Bonus schemes, transfer between departments

Case ref: 5.3/May 2005

Case summary

Our member Ms Y is employed by a major Government Department. In addition to operating a basic pay system, the Department also has a bonus scheme. The scheme is based on recommendations relating to performance achieved. 

In 2004 a panel set up to review bonuses and concluded that Ms Y should be given an award. However, unbeknown to Ms Y, another panel set up in the Business Unit she had transferred to within the last 2 months of the year from which decisions on bonuses were made and concluded that an award should not be made. 

The upshot was that Ms Y was told in writing that she would receive an award. The relevant payment was made from August 2004. Subsequently Ms Y then received a letter saying that a mistake had been made.

Advice requested

The PCS Bargaining Unit asked Thompsons for the following advice: 

a) Is there a claim for shortfall of wages under the ERA 1996 act in these circumstances, or would a breach of contract claim be possible given that Ms Y is still employed by the Department. 

b) Is Cheque Point v Radwan the relevant case law. Can we argue that the written notification is contractual and that therefore the department cannot later withdraw the award, because of an 'administrative error'. 

c) Merits of the case and whether I can argue that as the payment was not due until 1 August 2004, the 3 month time limit applies from that point.

Key advice provided by Thompsons

The solicitor provided the following comments on how the law applies in these types of cases: 

"Section 13 of the Employment Rights Act 1996 provides that an employer must not make any deductions from wages unless: 

(1) it is authorised by statute (e.g. PAYE or national insurance); or 

(2) it is authorised by the worker's contract; or 

(3) the worker has previously signified in writing their consent to the making of the deduction. 

"Section 27 of the Act defines a bonus as wages. 

"I have considered the case of Chequepoint (UK) Ltd v Radwan (2000). In this case, the employers had absolute discretion both as to whether to pay a bonus and, if so, the amount. The terms of the bonus provided for the employer to notify the employee of the terms and conditions of the bonus scheme. Once the scheme was notified, the employee was entitled to the bonus. The employee was able to show that the conditions of the scheme were achieved and so became eligible for the bonus. 

"In contrast, the Department states Ms Y was considered by the panel who did not feel able to award her a bonus. The first panel erred in considering Ms Y. The letter to Ms Y was sent in error. Therefore although Ms Y had been notified of a bonus, she had not in fact qualified for it. This the key distinction with the above Court of Appeal case. 

"I have also considered the terms of the Performance Management User Manual which states that where an individual has changed jobs during the reporting year, a Performance Pay Recommendation should be completed for each period of employment, even though this may mean that the majority of the report year covers performance in a different business area than the one in which the individual is clustered.
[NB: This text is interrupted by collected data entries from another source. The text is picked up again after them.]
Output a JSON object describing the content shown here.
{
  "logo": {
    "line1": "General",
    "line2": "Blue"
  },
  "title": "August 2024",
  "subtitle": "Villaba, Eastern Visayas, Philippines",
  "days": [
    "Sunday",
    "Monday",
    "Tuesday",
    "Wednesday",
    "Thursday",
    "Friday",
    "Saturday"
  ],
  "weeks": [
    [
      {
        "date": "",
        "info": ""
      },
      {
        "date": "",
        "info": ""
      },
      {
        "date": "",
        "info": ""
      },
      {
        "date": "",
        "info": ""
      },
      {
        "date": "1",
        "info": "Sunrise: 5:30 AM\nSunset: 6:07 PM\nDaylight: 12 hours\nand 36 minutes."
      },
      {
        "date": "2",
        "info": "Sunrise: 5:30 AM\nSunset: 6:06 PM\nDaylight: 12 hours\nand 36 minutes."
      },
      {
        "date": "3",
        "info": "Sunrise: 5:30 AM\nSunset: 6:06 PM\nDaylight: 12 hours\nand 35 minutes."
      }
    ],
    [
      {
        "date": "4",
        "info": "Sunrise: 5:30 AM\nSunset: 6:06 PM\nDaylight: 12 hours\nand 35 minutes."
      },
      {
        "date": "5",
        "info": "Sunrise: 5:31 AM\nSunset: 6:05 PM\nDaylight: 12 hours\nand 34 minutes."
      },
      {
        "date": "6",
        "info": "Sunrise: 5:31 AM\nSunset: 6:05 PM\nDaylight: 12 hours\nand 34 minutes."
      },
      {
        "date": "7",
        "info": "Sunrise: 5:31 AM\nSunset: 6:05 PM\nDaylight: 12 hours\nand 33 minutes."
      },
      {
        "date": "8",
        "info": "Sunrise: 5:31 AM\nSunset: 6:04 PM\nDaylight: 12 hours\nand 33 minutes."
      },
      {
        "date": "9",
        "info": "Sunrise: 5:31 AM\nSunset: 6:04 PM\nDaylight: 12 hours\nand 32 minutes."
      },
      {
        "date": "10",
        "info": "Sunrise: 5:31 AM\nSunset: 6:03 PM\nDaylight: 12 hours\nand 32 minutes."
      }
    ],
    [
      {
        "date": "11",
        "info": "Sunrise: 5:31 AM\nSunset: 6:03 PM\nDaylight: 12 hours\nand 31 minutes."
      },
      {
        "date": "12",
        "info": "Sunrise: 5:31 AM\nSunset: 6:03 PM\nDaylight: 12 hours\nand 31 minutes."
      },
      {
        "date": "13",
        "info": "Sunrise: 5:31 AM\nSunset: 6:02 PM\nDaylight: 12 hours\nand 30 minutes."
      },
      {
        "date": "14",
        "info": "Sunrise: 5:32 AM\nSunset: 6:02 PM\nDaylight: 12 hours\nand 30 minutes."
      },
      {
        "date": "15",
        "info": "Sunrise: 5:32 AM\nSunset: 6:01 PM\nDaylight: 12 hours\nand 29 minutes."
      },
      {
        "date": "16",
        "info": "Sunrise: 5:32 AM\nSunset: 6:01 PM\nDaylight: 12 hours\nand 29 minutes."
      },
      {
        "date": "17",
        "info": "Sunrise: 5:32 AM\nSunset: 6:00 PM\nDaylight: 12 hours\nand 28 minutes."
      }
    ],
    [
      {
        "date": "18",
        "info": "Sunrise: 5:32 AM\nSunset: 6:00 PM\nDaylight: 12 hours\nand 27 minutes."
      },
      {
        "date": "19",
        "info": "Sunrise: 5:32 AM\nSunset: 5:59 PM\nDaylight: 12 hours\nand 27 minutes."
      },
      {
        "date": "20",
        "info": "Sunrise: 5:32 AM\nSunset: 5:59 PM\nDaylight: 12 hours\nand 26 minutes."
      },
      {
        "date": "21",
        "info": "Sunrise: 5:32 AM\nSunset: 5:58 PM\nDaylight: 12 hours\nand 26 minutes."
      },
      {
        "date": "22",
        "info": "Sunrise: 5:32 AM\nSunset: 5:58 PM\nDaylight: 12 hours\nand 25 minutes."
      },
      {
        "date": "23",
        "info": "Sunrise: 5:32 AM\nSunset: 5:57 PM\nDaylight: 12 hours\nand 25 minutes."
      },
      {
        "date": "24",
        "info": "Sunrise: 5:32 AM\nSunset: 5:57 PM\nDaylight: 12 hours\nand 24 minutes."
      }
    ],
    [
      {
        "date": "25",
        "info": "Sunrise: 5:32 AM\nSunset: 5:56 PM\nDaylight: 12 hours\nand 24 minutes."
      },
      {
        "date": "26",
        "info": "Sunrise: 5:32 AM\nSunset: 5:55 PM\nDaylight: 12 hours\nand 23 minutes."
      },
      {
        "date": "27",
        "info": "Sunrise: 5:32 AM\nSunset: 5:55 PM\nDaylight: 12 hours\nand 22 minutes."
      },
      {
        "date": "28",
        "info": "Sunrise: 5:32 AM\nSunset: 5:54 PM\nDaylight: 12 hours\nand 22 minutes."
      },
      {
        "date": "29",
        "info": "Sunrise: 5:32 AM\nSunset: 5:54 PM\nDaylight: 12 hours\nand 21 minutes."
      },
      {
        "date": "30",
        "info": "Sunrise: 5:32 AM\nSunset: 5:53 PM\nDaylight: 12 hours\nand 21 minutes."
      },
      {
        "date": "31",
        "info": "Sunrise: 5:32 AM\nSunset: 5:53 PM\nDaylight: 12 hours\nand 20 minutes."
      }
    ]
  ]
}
The individual is clustered by the panel which will award the bonus." 

The solicitor then went on to advise that: 

"I am sympathetic to Ms Y's situation. It does seem unfair that her bonus was based on the final two months of the reporting year, when she started her new job. However, the terms of the scheme are that she should be considered for the job she worked in at the end of the reporting year.
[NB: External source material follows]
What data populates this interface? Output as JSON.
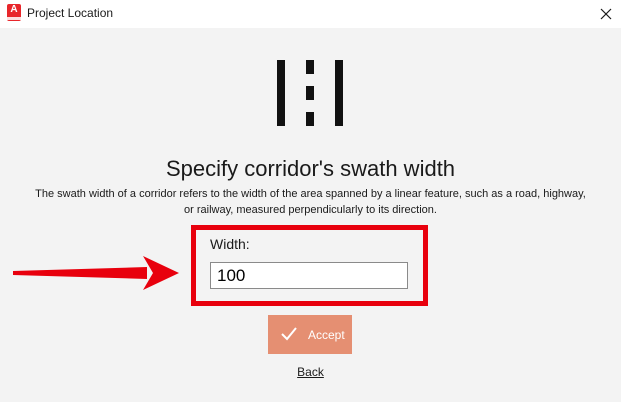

"It would appear that Ms Y was informed on 28 May 2004 that she would not receive a bonus for her current role. The letter of 13 June 2004, (which was provided to me), to inform Ms Y that she would receive a bonus for her previous role, was sent in error. The Court of Appeal case is therefore not of assistance for Ms Y as she was not eligible for the bonus. 

"I am therefore unable to advise that Ms Y has a claim with reasonable prospects of success."

Legal Department comment

Although the Legal Department has no formal confirmation of how this case was resolved, it is known that the employer did offer to pay Ms Y half of the money she would have received if the bonus award had been made.